Here’s The Street Car Glickenhaus Needs To Build To Race At Le Mans

Here’s The Street Car Glickenhaus Needs To Build To Race At Le Mans

They’re really going for it, aren’t they? The Scuderia Cameron Glickenhaus team has stepped up with a commitment to run in the World Endurance Championship’s Hypercar class as a manufacturer. Today the team unveiled the street car version of its race car.

Apparently the race car is already hitting the wind tunnel and will hit the test track this September. The small American team will be racing heads up against Toyota, Aston Martin, Peugeot, and a few other as-yet-unnamed entries. The street car and the race car look pretty damn similar.
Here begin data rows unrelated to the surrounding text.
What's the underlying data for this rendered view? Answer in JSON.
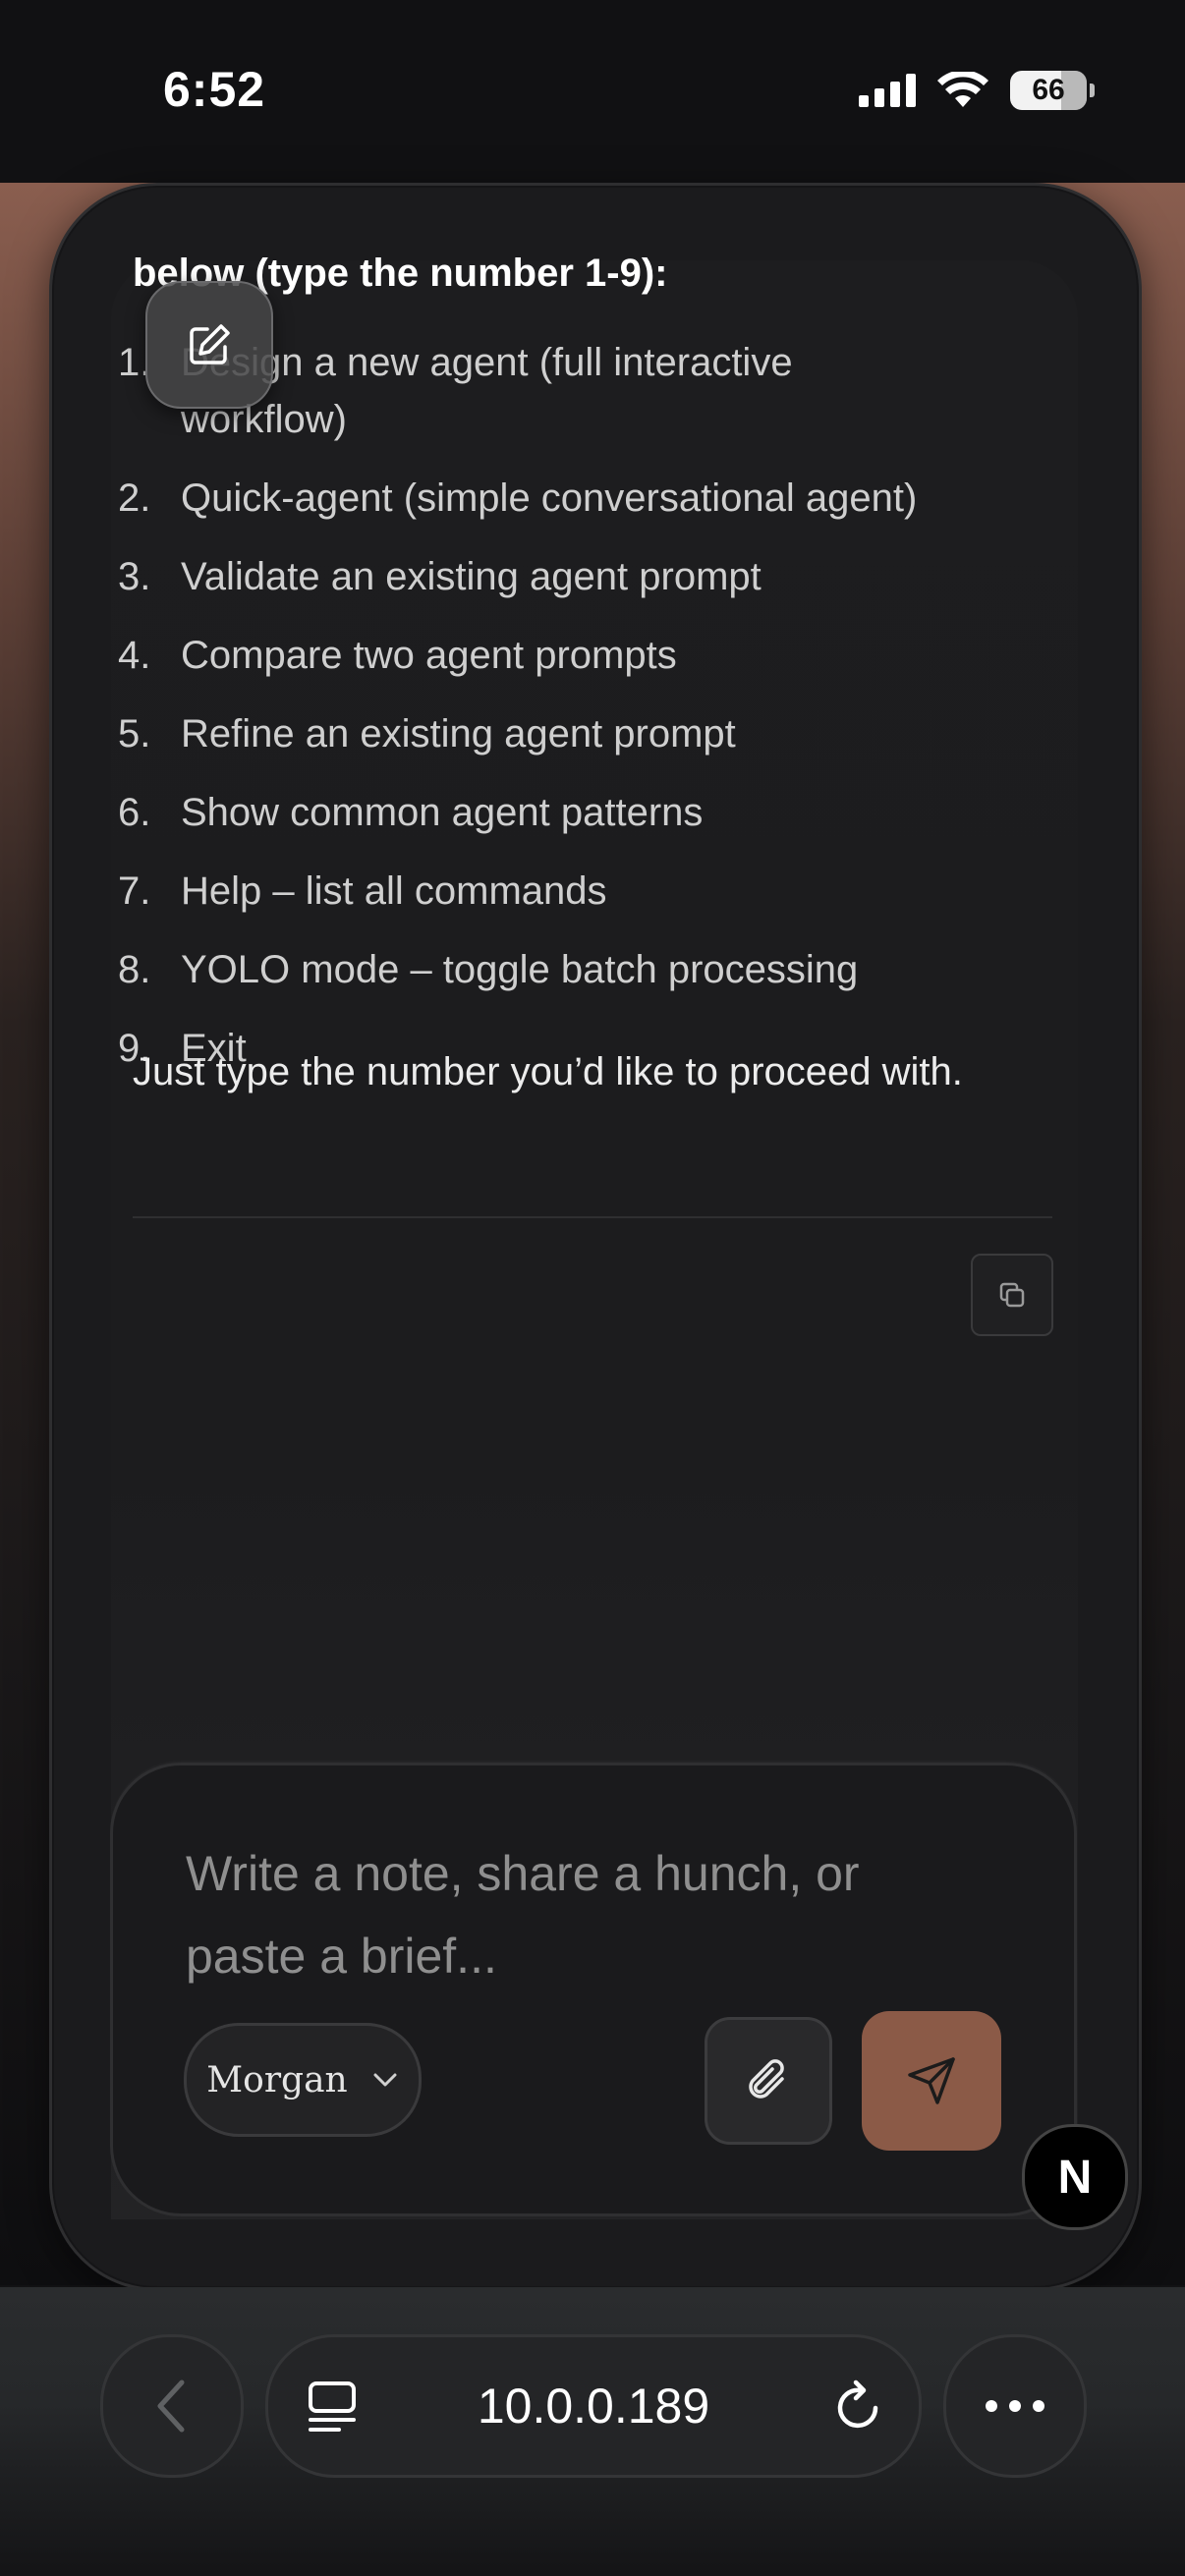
{
  "status_bar": {
    "time": "6:52",
    "battery": "66"
  },
  "message": {
    "heading": "below (type the number 1-9):",
    "options": [
      {
        "num": "1.",
        "text": "Design a new agent (full interactive workflow)"
      },
      {
        "num": "2.",
        "text": "Quick-agent (simple conversational agent)"
      },
      {
        "num": "3.",
        "text": "Validate an existing agent prompt"
      },
      {
        "num": "4.",
        "text": "Compare two agent prompts"
      },
      {
        "num": "5.",
        "text": "Refine an existing agent prompt"
      },
      {
        "num": "6.",
        "text": "Show common agent patterns"
      },
      {
        "num": "7.",
        "text": "Help – list all commands"
      },
      {
        "num": "8.",
        "text": "YOLO mode – toggle batch processing"
      },
      {
        "num": "9.",
        "text": "Exit"
      }
    ],
    "outro": "Just type the number you’d like to proceed with."
  },
  "composer": {
    "placeholder": "Write a note, share a hunch, or paste a brief...",
    "model": "Morgan"
  },
  "badge": "N",
  "browser": {
    "url": "10.0.0.189"
  },
  "colors": {
    "send_accent": "#8b5a47",
    "background_warm": "#8a5e4f"
  }
}
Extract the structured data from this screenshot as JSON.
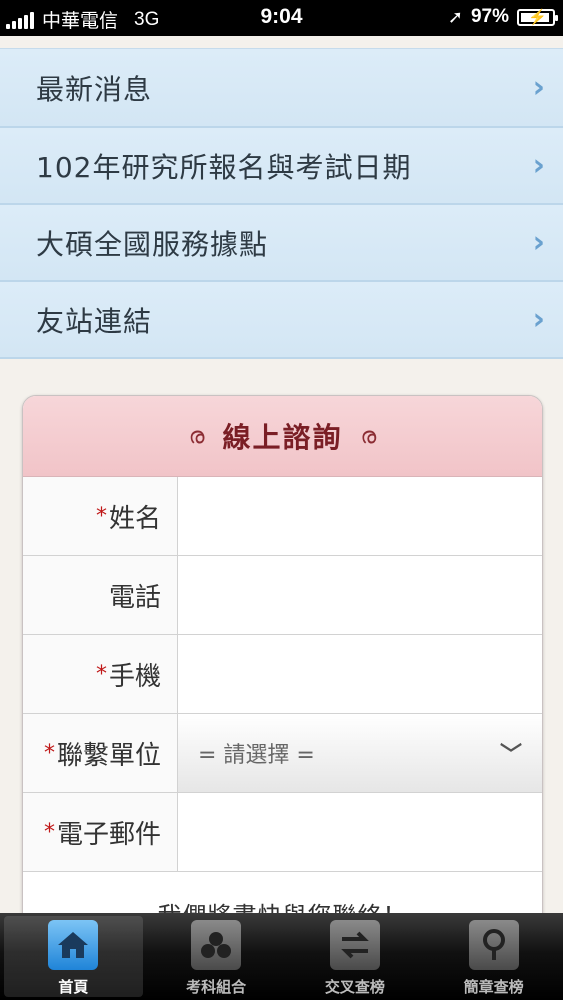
{
  "status_bar": {
    "carrier": "中華電信",
    "network": "3G",
    "time": "9:04",
    "battery": "97%"
  },
  "menu": {
    "items": [
      {
        "label": "最新消息"
      },
      {
        "label": "102年研究所報名與考試日期"
      },
      {
        "label": "大碩全國服務據點"
      },
      {
        "label": "友站連結"
      }
    ]
  },
  "form": {
    "title": "線上諮詢",
    "required_mark": "*",
    "fields": {
      "name": {
        "label": "姓名"
      },
      "phone": {
        "label": "電話"
      },
      "mobile": {
        "label": "手機"
      },
      "unit": {
        "label": "聯繫單位",
        "selected": "= 請選擇 ="
      },
      "email": {
        "label": "電子郵件"
      }
    },
    "note": "我們將盡快與您聯絡！"
  },
  "tabbar": {
    "tabs": [
      {
        "label": "首頁",
        "icon": "home-icon"
      },
      {
        "label": "考科組合",
        "icon": "cluster-icon"
      },
      {
        "label": "交叉查榜",
        "icon": "swap-icon"
      },
      {
        "label": "簡章查榜",
        "icon": "magnifier-icon"
      }
    ]
  }
}
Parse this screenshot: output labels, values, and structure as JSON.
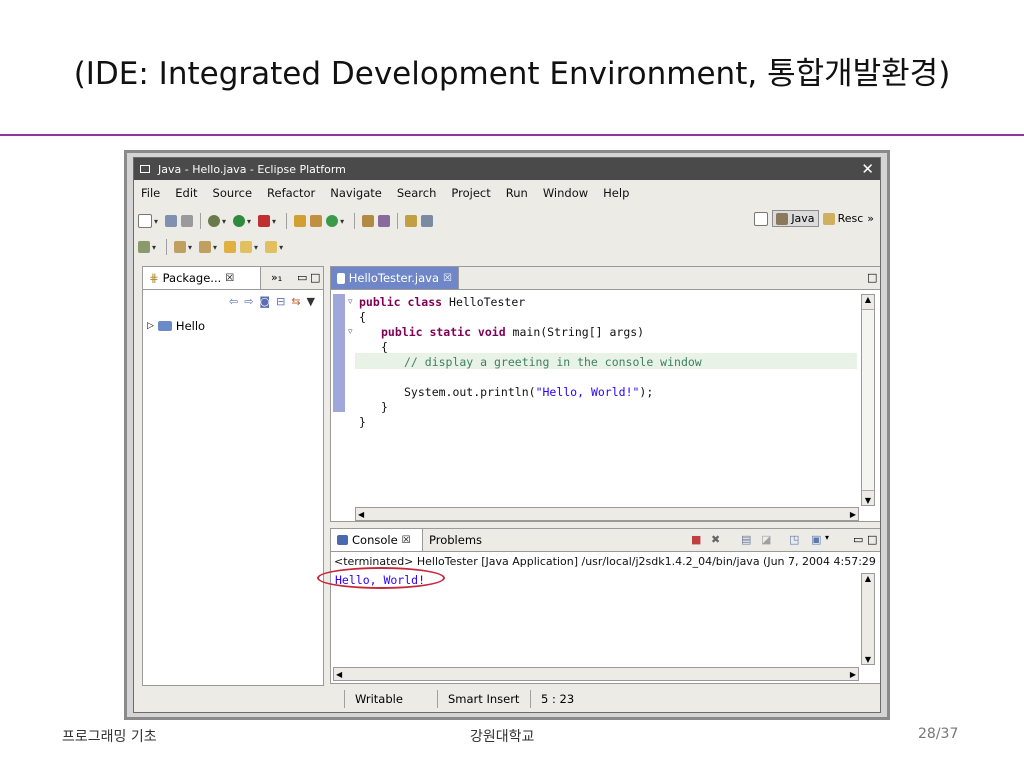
{
  "slide": {
    "title": "(IDE: Integrated Development Environment, 통합개발환경)",
    "footer_left": "프로그래밍 기초",
    "footer_center": "강원대학교",
    "page": "28/37",
    "accent_color": "#8b3a9a",
    "highlight_color": "#c8283c"
  },
  "window": {
    "title": "Java - Hello.java - Eclipse Platform",
    "close_glyph": "✕"
  },
  "menu": [
    "File",
    "Edit",
    "Source",
    "Refactor",
    "Navigate",
    "Search",
    "Project",
    "Run",
    "Window",
    "Help"
  ],
  "perspectives": {
    "java": "Java",
    "resource": "Resc",
    "more": "»"
  },
  "package_explorer": {
    "tab_label": "Package...",
    "tab_close": "☒",
    "more_tabs": "»₁",
    "tree": [
      {
        "label": "Hello",
        "expand": "▷"
      }
    ]
  },
  "editor": {
    "tab_label": "HelloTester.java",
    "tab_close": "☒",
    "lines": {
      "l1_kw": "public class",
      "l1_rest": " HelloTester",
      "l2": "{",
      "l3_kw": "public static void",
      "l3_rest": " main(String[] args)",
      "l4": "{",
      "l5": "// display a greeting in the console window",
      "l6_pre": "System.out.println(",
      "l6_str": "\"Hello, World!\"",
      "l6_post": ");",
      "l7": "}",
      "l8": "}"
    }
  },
  "console": {
    "tab_label": "Console",
    "tab_close": "☒",
    "problems_tab": "Problems",
    "status_line": "<terminated> HelloTester [Java Application] /usr/local/j2sdk1.4.2_04/bin/java (Jun 7, 2004 4:57:29 I",
    "output": "Hello, World!"
  },
  "statusbar": {
    "writable": "Writable",
    "insert_mode": "Smart Insert",
    "position": "5 : 23"
  }
}
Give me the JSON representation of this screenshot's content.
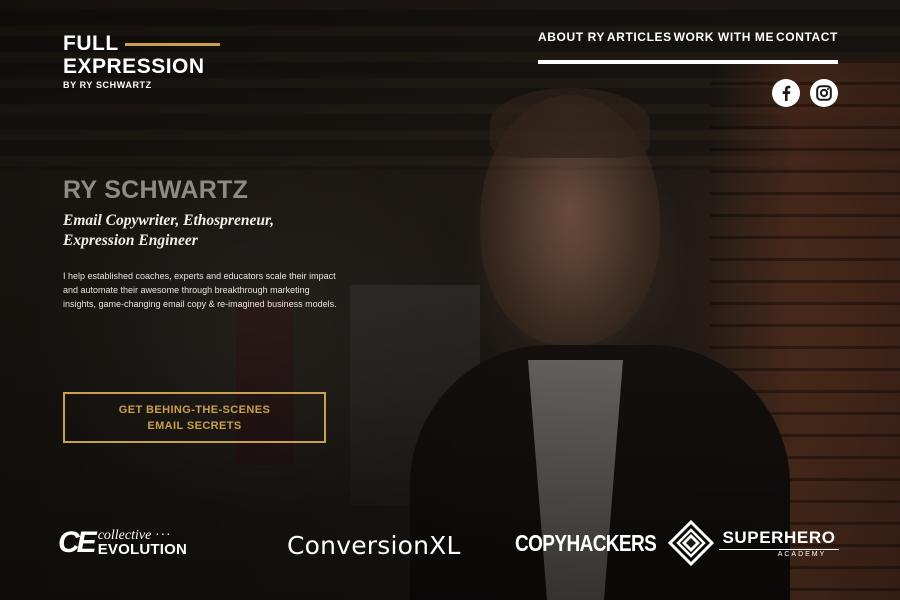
{
  "logo": {
    "line1": "FULL",
    "line2": "EXPRESSION",
    "byline": "BY RY SCHWARTZ",
    "accent_color": "#c8a04e"
  },
  "nav": {
    "items": [
      {
        "label": "ABOUT RY"
      },
      {
        "label": "ARTICLES"
      },
      {
        "label": "WORK WITH ME"
      },
      {
        "label": "CONTACT"
      }
    ]
  },
  "social": {
    "facebook_icon": "facebook-icon",
    "instagram_icon": "instagram-icon"
  },
  "hero": {
    "name": "RY SCHWARTZ",
    "role_line1": "Email Copywriter, Ethospreneur,",
    "role_line2": "Expression Engineer",
    "description": "I help established coaches, experts and educators scale their impact and automate their awesome through breakthrough marketing insights, game-changing email copy & re-imagined business models.",
    "cta_line1": "GET BEHING-THE-SCENES",
    "cta_line2": "EMAIL SECRETS",
    "cta_color": "#c8a04e"
  },
  "press": {
    "collective_evolution": {
      "mark": "CE",
      "top": "collective",
      "dots": "···",
      "bottom": "EVOLUTION"
    },
    "conversionxl": "ConversionXL",
    "copyhackers": "COPYHACKERS",
    "superhero": {
      "top": "SUPERHERO",
      "bottom": "ACADEMY"
    }
  }
}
Obviously this is just a rendering of what Glickenhaus wants the street version of its car to look like. That is to say it looks pretty much like the race car without some white stripes. The street car also goes without the racer’s roof mounted scoop, canards, and wheel arch vents.

The street version of the race car will allegedly feature a 2425 pound (1,099 kg) curb weight with shove from an in-house developed 840 horsepower 3.0-litre V6 of unknown origins.

Last time I speculated about which manufacturer the engine might have come from, Jim himself laid the smack down in the comments, so we’ll just have to wait and see what the full specs are.

If you want one of these, it’ll cost you. Between twenty and thirty examples will be built for the street at a cost of two cool millions. The race cars, however, will be sold at about $US1 ($1.5) million. SCG will be fielding its own team, but is willing to sell chassis and engines to privateers as well.

It’s just a rendering for now, but once this bad boy hits the race track this fall, don’t expect the street version to be too far behind.

The team hopes to be the first American entry to win at Le Mans since Ford’s last win in the late 1960s. “We will be standing in the rain at Le Mans, watching a car we created blur past. It will be a proud day for us and America,” Glickenhaus said in a statement.